Four pages in, though, the chapter has left behind any positives that religion might have to offer, and is discussing its function as the opium of the people: ‘it provides an illusion of happiness and offers an imaginary escape from problems.’ To the sociologist’s relief, however, secularization is moving in fast. And this mid-Eighties book ends with a quotation from another, from the mid-Seventies: ‘it would probably be a mistake to conclude that religion is doomed. There is, and probably always will be, a deeply committed minority of religious people. However, for the vast majority, religion is becoming simply an optional extra.’
It would be interesting to know whether the author had the Church of England specifically in mind when he wrote those sentences. Usual Sunday attendance has more than halved in my lifetime, and I’m forty-seven, since you ask. On the worst-attended Sunday in 2013, fewer than 640,000 people went to church in an Anglican church in England, with the average Sunday attendance being 775,000, of whom 662,000 were adults. That’s a 5% drop in five years, and 29% of us are now over 70. Meanwhile, fewer than a hundred people were confirmed in the diocese of Truro in 2013, and thirteen dioceses confirmed fewer than a hundred males (plus the diocese of Sodor and Man, but the island only has a population of 86,000), with another seven only just getting over a hundred. That’s twenty dioceses out of forty-two. Twenty-seven of those dioceses put on fewer than fifty confirmation services, which does make one wonder what on earth all those suffragan bishops do with their time.

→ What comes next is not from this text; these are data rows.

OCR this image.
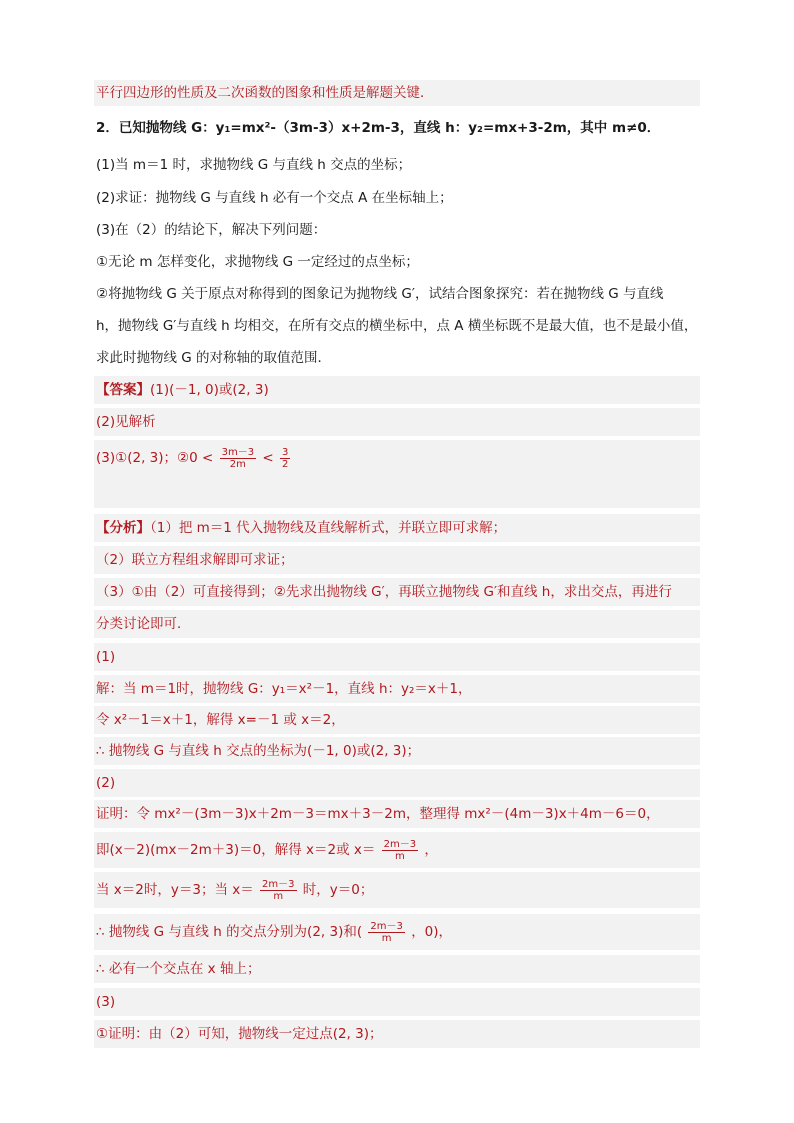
平行四边形的性质及二次函数的图象和性质是解题关键．
2．已知抛物线 G：y₁=mx²-（3m-3）x+2m-3，直线 h：y₂=mx+3-2m，其中 m≠0．
(1)当 m＝1 时，求抛物线 G 与直线 h 交点的坐标；
(2)求证：抛物线 G 与直线 h 必有一个交点 A 在坐标轴上；
(3)在（2）的结论下，解决下列问题：
①无论 m 怎样变化，求抛物线 G 一定经过的点坐标；
②将抛物线 G 关于原点对称得到的图象记为抛物线 G′，试结合图象探究：若在抛物线 G 与直线
h，抛物线 G′与直线 h 均相交，在所有交点的横坐标中，点 A 横坐标既不是最大值，也不是最小值，
求此时抛物线 G 的对称轴的取值范围．
【答案】(1)(－1, 0)或(2, 3)
(2)见解析
(3)①(2, 3)；②0 < $\frac{3m-3}{2m} < \frac{3}{2}$
【分析】（1）把 m＝1 代入抛物线及直线解析式，并联立即可求解；
（2）联立方程组求解即可求证；
（3）①由（2）可直接得到；②先求出抛物线 G′，再联立抛物线 G′和直线 h，求出交点，再进行
分类讨论即可．
(1)
解：当 m＝1时，抛物线 G：y₁＝x²－1，直线 h：y₂＝x＋1，
令 x²－1＝x＋1，解得 x=－1 或 x＝2，
∴ 抛物线 G 与直线 h 交点的坐标为(－1, 0)或(2, 3)；
(2)
证明：令 mx²－(3m－3)x＋2m－3＝mx＋3－2m，整理得 mx²－(4m－3)x＋4m－6＝0，
即(x－2)(mx－2m＋3)＝0，解得 x＝2或 $x= \frac{2m-3}{m}$ ，
当 x＝2时，y＝3；当 $x= \frac{2m-3}{m}$ 时，y＝0；
∴ 抛物线 G 与直线 h 的交点分别为(2, 3)和( $\frac{2m-3}{m}$ ，0)，
∴ 必有一个交点在 x 轴上；
(3)
①证明：由（2）可知，抛物线一定过点(2, 3)；
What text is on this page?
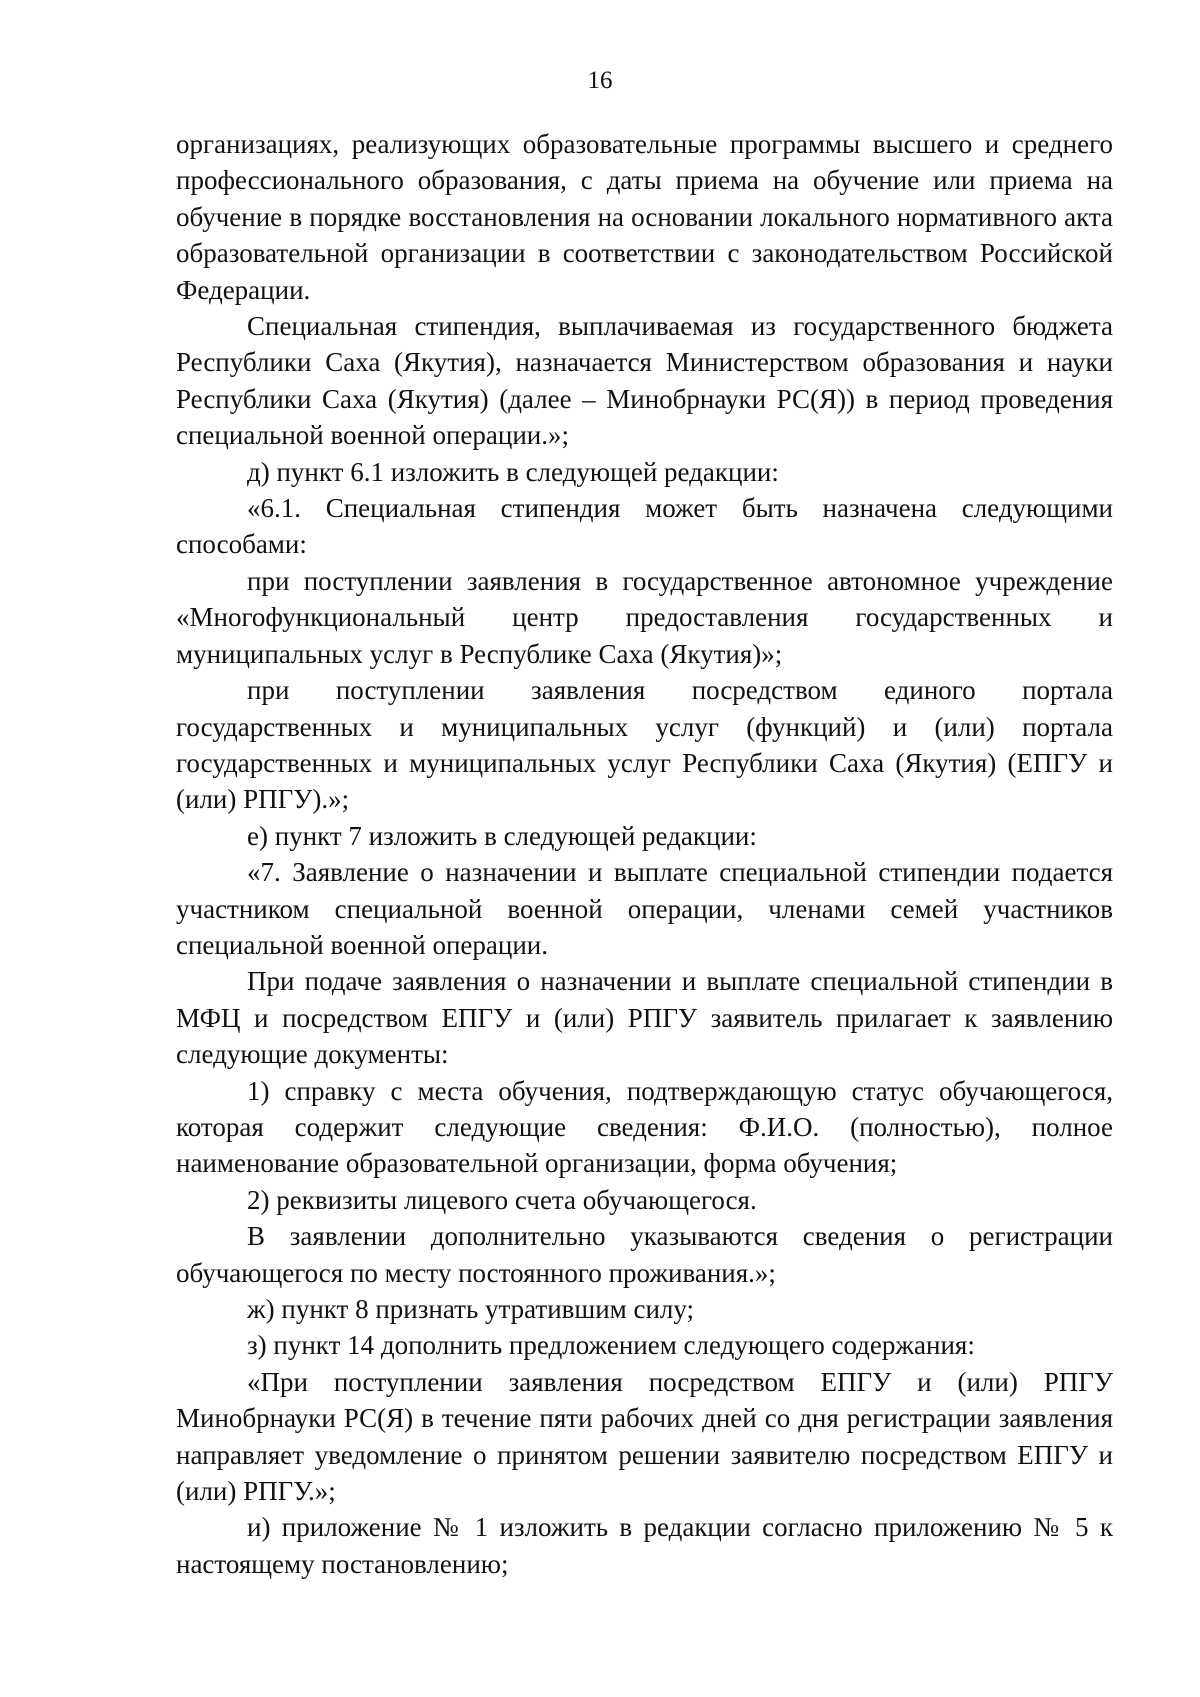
16

организациях, реализующих образовательные программы высшего и среднего профессионального образования, с даты приема на обучение или приема на обучение в порядке восстановления на основании локального нормативного акта образовательной организации в соответствии с законодательством Российской Федерации.

Специальная стипендия, выплачиваемая из государственного бюджета Республики Саха (Якутия), назначается Министерством образования и науки Республики Саха (Якутия) (далее – Минобрнауки РС(Я)) в период проведения специальной военной операции.»;

д) пункт 6.1 изложить в следующей редакции:

«6.1. Специальная стипендия может быть назначена следующими способами:

при поступлении заявления в государственное автономное учреждение «Многофункциональный центр предоставления государственных и муниципальных услуг в Республике Саха (Якутия)»;

при поступлении заявления посредством единого портала государственных и муниципальных услуг (функций) и (или) портала государственных и муниципальных услуг Республики Саха (Якутия) (ЕПГУ и (или) РПГУ).»;

е) пункт 7 изложить в следующей редакции:

«7. Заявление о назначении и выплате специальной стипендии подается участником специальной военной операции, членами семей участников специальной военной операции.

При подаче заявления о назначении и выплате специальной стипендии в МФЦ и посредством ЕПГУ и (или) РПГУ заявитель прилагает к заявлению следующие документы:

1) справку с места обучения, подтверждающую статус обучающегося, которая содержит следующие сведения: Ф.И.О. (полностью), полное наименование образовательной организации, форма обучения;

2) реквизиты лицевого счета обучающегося.

В заявлении дополнительно указываются сведения о регистрации обучающегося по месту постоянного проживания.»;

ж) пункт 8 признать утратившим силу;

з) пункт 14 дополнить предложением следующего содержания:

«При поступлении заявления посредством ЕПГУ и (или) РПГУ Минобрнауки РС(Я) в течение пяти рабочих дней со дня регистрации заявления направляет уведомление о принятом решении заявителю посредством ЕПГУ и (или) РПГУ.»;

и) приложение № 1 изложить в редакции согласно приложению № 5 к настоящему постановлению;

Now many a sociologist probably looks with glee on these statistics. The people no longer have their opiate, but have become accustomed to the harsh reality of the Godless universe. We Christians can take precious little comfort from them, although we might shake our heads and wonder where the ceaseless innovating of the Church of England has actually got us. And one wonders what the sociologists, as the years have gone by, have made of the new opiates, as the amount of religious observance outside the Church steadily rises, and the numbers at the mosque go up and up. Christianity has the oldest age profile of any religion in England now, and Islam the youngest. Perhaps the new bishops of 2015 will help us compete again.